The Emotional Roller Coaster Ride From Chronic To Episodic and Back Again
If given the option to have pain every day or just a few times a week, most people would probably choose the latter, right? Of course. When it comes to the complex neurological condition that is migraine, the issue is not so simple and we don’t get that choice. Some of us have chronic migraine and others of us have episodic migraine. Still others transition from one to another and then back again or have some combination of the two. Of course there is no way to say one type of migraine is better or worse than another. Pain is pain and migraine pain, no matter how it presents itself, is particularly severe and sometimes terrifying in nature.
Having lived with chronic migraine for years, with spikes of specific migraine attacks atop a constant baseline pain, I recently noticed some odd benefits that come with this pain pattern. I would probably have never observed such a thing except I recently experienced a brief reprieve from the constant pain. It was phenomenal. To experience a moment free of pain felt like drinking the freshest, cleanest water in the world. I was able to breathe deeper than I had in years. Knots in my musculature that had tied themselves five times over began to loosen. I couldn’t believe that this respite was real, so I wasted the first couple of days in fear of triggering an attack. But after a while, I began to enjoy the world in a different way. I made plans with friends and actually kept those plans. I spent time doing yardwork without triggering an attack. It was glorious.
Of course, before too long, a migraine attack arose and I ended up back in bed. The attack itself was not particularly intense in terms of severity or length, but it threw me for a terrible loop emotionally. That I was hit so hard on an emotional level was surprising and caused me to reflect in order to find some answers as to why.
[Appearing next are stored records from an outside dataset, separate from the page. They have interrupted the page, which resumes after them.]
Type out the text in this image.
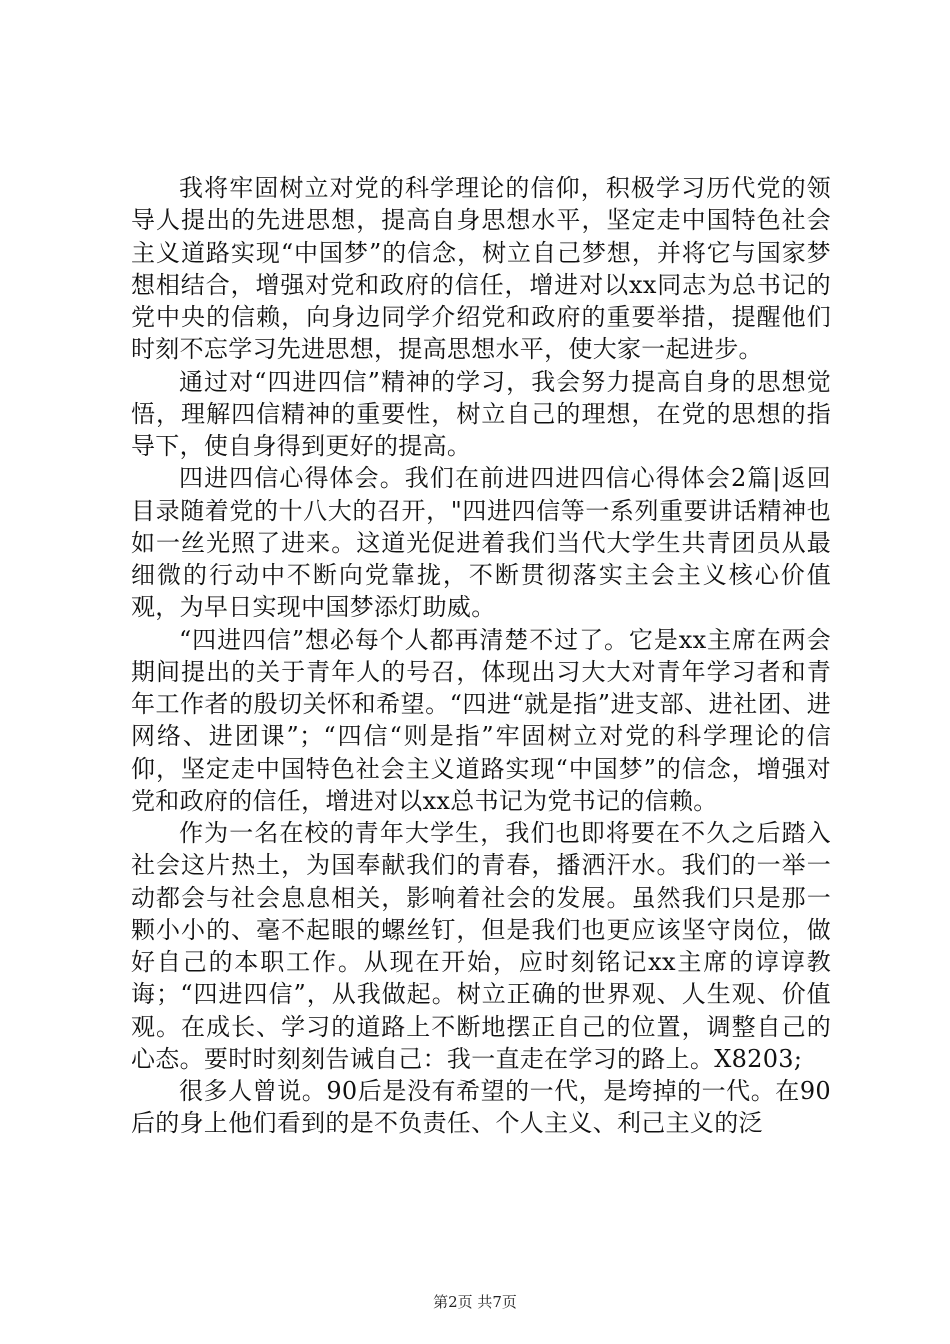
我将牢固树立对党的科学理论的信仰，积极学习历代党的领导人提出的先进思想，提高自身思想水平，坚定走中国特色社会主义道路实现“中国梦”的信念，树立自己梦想，并将它与国家梦想相结合，增强对党和政府的信任，增进对以xx同志为总书记的党中央的信赖，向身边同学介绍党和政府的重要举措，提醒他们时刻不忘学习先进思想，提高思想水平，使大家一起进步。

通过对“四进四信”精神的学习，我会努力提高自身的思想觉悟，理解四信精神的重要性，树立自己的理想，在党的思想的指导下，使自身得到更好的提高。

四进四信心得体会。我们在前进四进四信心得体会2篇|返回目录随着党的十八大的召开，"四进四信等一系列重要讲话精神也如一丝光照了进来。这道光促进着我们当代大学生共青团员从最细微的行动中不断向党靠拢，不断贯彻落实主会主义核心价值观，为早日实现中国梦添灯助威。

“四进四信”想必每个人都再清楚不过了。它是xx主席在两会期间提出的关于青年人的号召，体现出习大大对青年学习者和青年工作者的殷切关怀和希望。“四进“就是指”进支部、进社团、进网络、进团课”；“四信“则是指”牢固树立对党的科学理论的信仰，坚定走中国特色社会主义道路实现“中国梦”的信念，增强对党和政府的信任，增进对以xx总书记为党书记的信赖。

作为一名在校的青年大学生，我们也即将要在不久之后踏入社会这片热土，为国奉献我们的青春，播洒汗水。我们的一举一动都会与社会息息相关，影响着社会的发展。虽然我们只是那一颗小小的、毫不起眼的螺丝钉，但是我们也更应该坚守岗位，做好自己的本职工作。从现在开始，应时刻铭记xx主席的谆谆教诲；“四进四信”，从我做起。树立正确的世界观、人生观、价值观。在成长、学习的道路上不断地摆正自己的位置，调整自己的心态。要时时刻刻告诫自己：我一直走在学习的路上。X8203;

很多人曾说。90后是没有希望的一代，是垮掉的一代。在90后的身上他们看到的是不负责任、个人主义、利己主义的泛

第2页 共7页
When migraine causes us to be in pain every day for a long period of time we eventually adjust to the reality. Initially, when the condition transforms from episodic to chronic, there is a huge amount of emotional turmoil and work that goes into accepting the fact that we will likely be in pain more days than not. I have spent years doing that work and eventually made peace with my reality. Experiencing a reprieve from that daily pain and reverting (albeit temporarily) to episodic migraine was an emotional roller coaster I didn’t expect.
It is, of course, a welcome gift to have any moment free of pain. We feel the largeness of life on a level we have otherwise been missing for perhaps years (even if we have reconciled ourselves to such a reality). Feeling that wonder is both amazing and melancholy because it is a reminder of all we’ve been missing.
On the other hand, shifting from chronic to episodic means adjusting to the reality of being surprised by severe pain when it hits us out of nowhere. This is one of the few benefits of having chronic daily pain. It is something we can count on. We know we will be in pain every day- and we can plan our lives around the reality. Episodic migraines knock us completely off stride as we live life. It’s a shocking and defeating experience. It is also one I had completely forgotten about. It’s been years since I had a freestanding migraine. It was baffling and disheartening to get knocked down when I had been standing up straight. It is a completely different experience from chronic migraine, which keeps me doubled over in a constant state of pain.
The truth is, it is hard to find any real benefit in either reality. Having episodic or chronic migraine are debilitating and complex life experiences. They surely are quite different, and I’m certain if any of us were given the choice, we would choose neither. Still, interesting to consider the differences and moreover to appreciate the challenges we all face as migraineurs.
Are you an episodic or chronic migraineur? Do you see any benefit in one or the other?